R – É, eu costumo dizer que a vida do representante dá livros, né? Não dá um livro não, dá vários livros. [Risos]
P/1 – A gente pode fazer um livro à parte.
R – É, é verdade. Principalmente quando a gente encontra a gente começa a contar o que aconteceu nos setores e tal... e realmente um fato pitoresco foi aquele que eu te falei da minha primeira propaganda, que é uma coisa que a gente nunca esquece, né? [Risos]. Então, o que me vem assim na cabeça pela tua pergunta... pode ser até que surja algum grande... como você me fez a pergunta eu posso lembrar algum que surgiu, tal, e que venha a te contar, mas momentaneamente assim, não... que tem, tem. Existem, e têm muitos, eu tenho certeza, que são pitorescos, mas que a gente vai lembrar.
P/1 – E durante essa trajetória na Rhodia... você está há 22 anos, não é isso?
R – Não, vou fazer 27 anos de Rhodia no dia primeiro de setembro.
P/1 – Nesses seus 27 anos o que o senhor acha... quer dizer, quais foram as mudanças... eu estou perguntando isso em dois sentidos, tanto no trabalho do propagandista, quais foram as principais transformações, os principais paradigmas e as principais mudanças no material, tanto na abordagem quanto material e perfil do próprio propagandista. Quais foram as principais mudanças?

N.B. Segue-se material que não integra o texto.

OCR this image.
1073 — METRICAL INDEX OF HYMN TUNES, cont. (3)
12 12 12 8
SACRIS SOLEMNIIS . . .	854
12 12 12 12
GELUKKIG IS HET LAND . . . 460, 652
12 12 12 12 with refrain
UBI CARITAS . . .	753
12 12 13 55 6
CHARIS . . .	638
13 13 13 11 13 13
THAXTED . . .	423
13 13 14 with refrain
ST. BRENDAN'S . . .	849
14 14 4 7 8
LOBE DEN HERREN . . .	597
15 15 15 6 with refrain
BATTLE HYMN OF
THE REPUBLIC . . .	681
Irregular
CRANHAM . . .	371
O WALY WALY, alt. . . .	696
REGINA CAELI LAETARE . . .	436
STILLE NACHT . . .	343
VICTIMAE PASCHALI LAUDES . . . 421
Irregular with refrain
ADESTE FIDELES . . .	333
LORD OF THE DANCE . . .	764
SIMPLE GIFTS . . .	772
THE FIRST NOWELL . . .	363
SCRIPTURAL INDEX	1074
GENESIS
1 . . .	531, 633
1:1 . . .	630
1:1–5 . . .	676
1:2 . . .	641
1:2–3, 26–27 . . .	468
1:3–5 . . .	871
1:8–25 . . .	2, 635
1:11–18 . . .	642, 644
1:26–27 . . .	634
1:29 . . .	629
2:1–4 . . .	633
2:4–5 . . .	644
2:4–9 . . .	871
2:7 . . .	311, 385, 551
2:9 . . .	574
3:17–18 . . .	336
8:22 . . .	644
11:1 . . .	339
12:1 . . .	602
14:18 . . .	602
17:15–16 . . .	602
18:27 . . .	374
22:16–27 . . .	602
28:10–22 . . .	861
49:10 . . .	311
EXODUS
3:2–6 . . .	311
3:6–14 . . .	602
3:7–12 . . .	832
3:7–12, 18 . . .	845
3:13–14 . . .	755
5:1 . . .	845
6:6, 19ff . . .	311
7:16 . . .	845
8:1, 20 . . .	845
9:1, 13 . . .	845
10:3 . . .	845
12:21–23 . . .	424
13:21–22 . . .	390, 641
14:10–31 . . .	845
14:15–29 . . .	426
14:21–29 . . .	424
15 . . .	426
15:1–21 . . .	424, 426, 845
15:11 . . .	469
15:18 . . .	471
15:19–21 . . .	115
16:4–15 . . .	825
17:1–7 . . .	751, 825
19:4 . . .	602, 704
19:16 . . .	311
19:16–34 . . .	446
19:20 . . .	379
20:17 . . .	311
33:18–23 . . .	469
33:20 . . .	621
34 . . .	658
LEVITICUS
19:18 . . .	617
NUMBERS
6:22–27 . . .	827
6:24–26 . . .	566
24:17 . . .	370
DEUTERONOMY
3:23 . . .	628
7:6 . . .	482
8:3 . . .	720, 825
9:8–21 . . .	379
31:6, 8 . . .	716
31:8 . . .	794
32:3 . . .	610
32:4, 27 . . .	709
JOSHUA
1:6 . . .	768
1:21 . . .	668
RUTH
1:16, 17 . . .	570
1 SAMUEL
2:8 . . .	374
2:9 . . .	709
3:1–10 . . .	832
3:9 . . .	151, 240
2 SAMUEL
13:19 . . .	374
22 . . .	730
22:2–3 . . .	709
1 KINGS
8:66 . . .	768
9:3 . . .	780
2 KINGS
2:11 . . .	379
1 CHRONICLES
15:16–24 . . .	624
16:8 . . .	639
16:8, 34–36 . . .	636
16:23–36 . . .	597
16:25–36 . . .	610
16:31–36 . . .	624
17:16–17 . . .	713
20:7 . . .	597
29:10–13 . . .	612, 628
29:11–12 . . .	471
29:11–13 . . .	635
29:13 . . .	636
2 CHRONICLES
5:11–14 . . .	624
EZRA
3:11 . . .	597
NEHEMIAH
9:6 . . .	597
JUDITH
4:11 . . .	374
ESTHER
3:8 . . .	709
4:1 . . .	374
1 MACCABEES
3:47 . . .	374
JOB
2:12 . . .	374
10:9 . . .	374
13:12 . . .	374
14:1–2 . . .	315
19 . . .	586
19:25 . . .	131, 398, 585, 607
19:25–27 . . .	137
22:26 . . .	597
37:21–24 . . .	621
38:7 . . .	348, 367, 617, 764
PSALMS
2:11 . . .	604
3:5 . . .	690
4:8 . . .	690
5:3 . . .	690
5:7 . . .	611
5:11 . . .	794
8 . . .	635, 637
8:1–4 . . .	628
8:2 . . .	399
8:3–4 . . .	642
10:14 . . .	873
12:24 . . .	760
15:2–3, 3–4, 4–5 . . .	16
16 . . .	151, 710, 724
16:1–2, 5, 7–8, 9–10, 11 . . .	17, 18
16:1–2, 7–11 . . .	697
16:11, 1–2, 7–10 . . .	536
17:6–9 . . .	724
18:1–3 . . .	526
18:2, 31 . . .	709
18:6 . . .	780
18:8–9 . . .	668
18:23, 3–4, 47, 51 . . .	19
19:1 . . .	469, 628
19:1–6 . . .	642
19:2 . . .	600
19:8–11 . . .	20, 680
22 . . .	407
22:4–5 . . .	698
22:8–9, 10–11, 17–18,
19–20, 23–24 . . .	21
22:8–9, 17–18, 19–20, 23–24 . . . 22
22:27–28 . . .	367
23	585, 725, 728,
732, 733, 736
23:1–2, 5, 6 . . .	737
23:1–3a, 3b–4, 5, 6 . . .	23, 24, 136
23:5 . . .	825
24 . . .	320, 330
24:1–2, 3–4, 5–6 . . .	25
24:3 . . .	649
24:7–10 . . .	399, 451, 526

R – É aquilo que eu te falei há pouco tempo atrás. A indústria realmente... eu costumo dizer também que na indústria as coisas se modificam como o próprio mundo, de forma muito rápida, o que a gente diz que é moderno hoje, passa a ser antigo amanhã. E a indústria ela procura seguir muito a tendência do mercado, né? Porque se ela se acomodar também, como qualquer seguimento de mercado, se acomodar, não acompanhar, como se fala, a globalização, se a indústria não acompanhar isso, hoje, realmente, a tendência é falir. Então, quando eu falo de evolução... veja você, como eu te contei o que foi o meu início na Rhodia, né? Na indústria era aquilo, do cara pegar e botar as amostras dentro da pasta e sair para visitar o médico, sem saber explicar tecnicamente qual era a funcionalidade daquele produto. E vieram as fases das propagandas PAID, aquelas montadas, que eu falei para você. Aí, você já começou a receber o pacotão. Você recebia aquilo, lia, estudava, decorava e chegava na frente do médico... por isso que os médicos hoje ainda têm o conceito: “Ah, vocês vão lá, vocês recebem isso decorado, vem para cá cuspir na frente da gente essas mensagens. ” Então, os médicos também captavam isso, né? Aí, foi se modernizando. Aí chega uma época que a indústria liberou geral. A própria Rhodia evoluiu para isso também, chegou um ponto e disse assim: “Olha, daqui para frente nós não temos mais mensagens. Nós vamos só dar aula e falar e cada um vai falar o que achar conveniente diante do médico, não vai ter mensagem montada. ” Aquilo foi uma quebra de paradigma. Muita gente se perdeu: “O que é que eu vou falar? ” Acostumado...
P/1 – Em que época foi isso?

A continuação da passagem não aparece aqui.